The persistence of these products reflects how slowly veterinary practice sometimes catches up with research. Many veterinarians still recommend lysine based on older studies or anecdotal experience, and pet owners who feel their cat improved on lysine may attribute the change to the supplement rather than to the natural waxing and waning of herpesvirus symptoms. FHV-1 flare-ups typically resolve on their own within one to three weeks, which means any supplement started at the beginning of an episode will appear to “work” simply because the cat was going to get better anyway.
Better Approaches to Feline Herpesvirus
Since herpesvirus flare-ups are often triggered by stress, the most effective prevention strategies focus on keeping your cat’s environment calm and stable. In multi-cat households, this means providing enough litter boxes, separate feeding stations, and vertical space so cats can avoid conflict. Minimizing changes in routine, like new pets, moves, or boarding, can also reduce the frequency of episodes.

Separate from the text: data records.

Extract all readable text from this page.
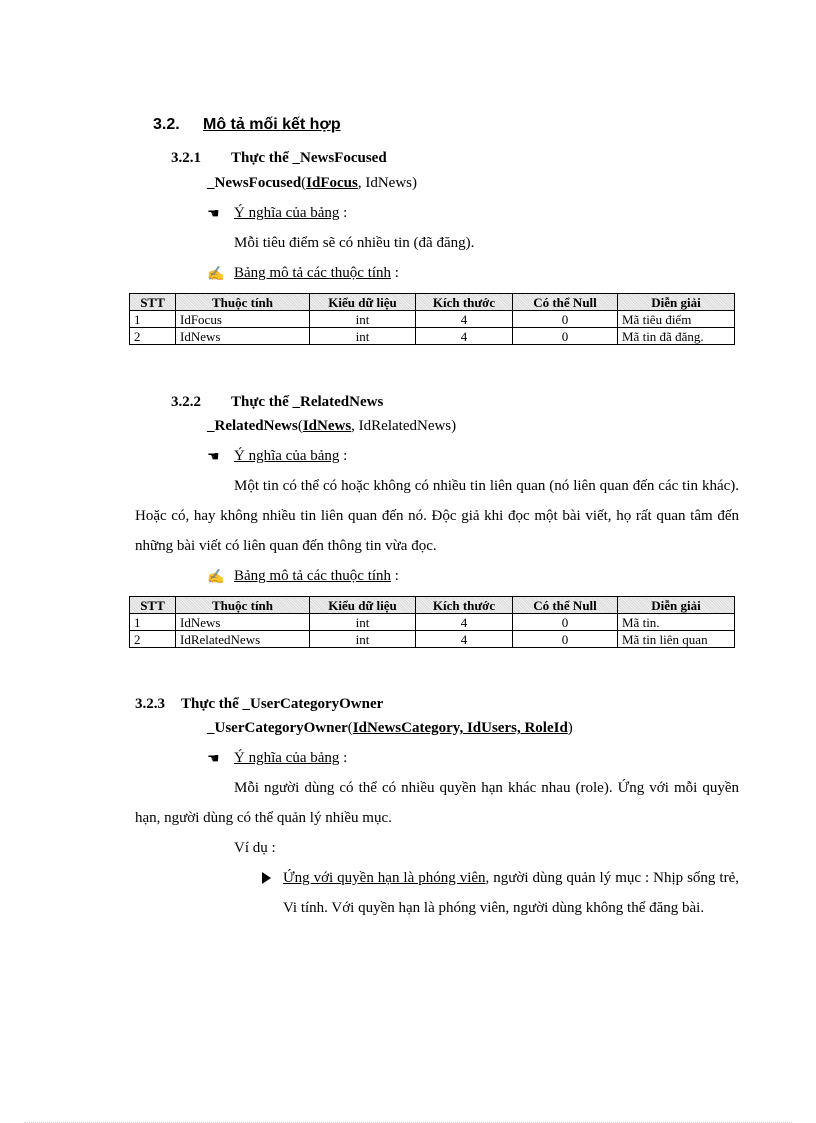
3.2. Mô tả mối kết hợp
3.2.1 Thực thể _NewsFocused
_NewsFocused(IdFocus, IdNews)
☚ Ý nghĩa của bảng :
Mỗi tiêu điểm sẽ có nhiều tin (đã đăng).
✍ Bảng mô tả các thuộc tính :
STT	Thuộc tính	Kiểu dữ liệu	Kích thước	Có thể Null	Diễn giải
1	IdFocus	int	4	0	Mã tiêu điểm
2	IdNews	int	4	0	Mã tin đã đăng.
3.2.2 Thực thể _RelatedNews
_RelatedNews(IdNews, IdRelatedNews)
☚ Ý nghĩa của bảng :
Một tin có thể có hoặc không có nhiều tin liên quan (nó liên quan đến các tin khác). Hoặc có, hay không nhiều tin liên quan đến nó. Độc giả khi đọc một bài viết, họ rất quan tâm đến những bài viết có liên quan đến thông tin vừa đọc.
✍ Bảng mô tả các thuộc tính :
STT	Thuộc tính	Kiểu dữ liệu	Kích thước	Có thể Null	Diễn giải
1	IdNews	int	4	0	Mã tin.
2	IdRelatedNews	int	4	0	Mã tin liên quan
3.2.3 Thực thể _UserCategoryOwner
_UserCategoryOwner(IdNewsCategory, IdUsers, RoleId)
☚ Ý nghĩa của bảng :
Mỗi người dùng có thể có nhiều quyền hạn khác nhau (role). Ứng với mỗi quyền hạn, người dùng có thể quản lý nhiều mục.
Ví dụ :
Ứng với quyền hạn là phóng viên, người dùng quản lý mục : Nhịp sống trẻ, Vi tính. Với quyền hạn là phóng viên, người dùng không thể đăng bài.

For cats with frequent or severe flare-ups, prescription antiviral medications are available and have more clinical support than lysine. If your cat is dealing with recurring eye infections, ulcers on the cornea, or chronic nasal congestion, those are situations where veterinary treatment can make a meaningful difference. Keeping up with general health through good nutrition and regular checkups also supports immune function, which is the real gatekeeper for how often the virus reactivates.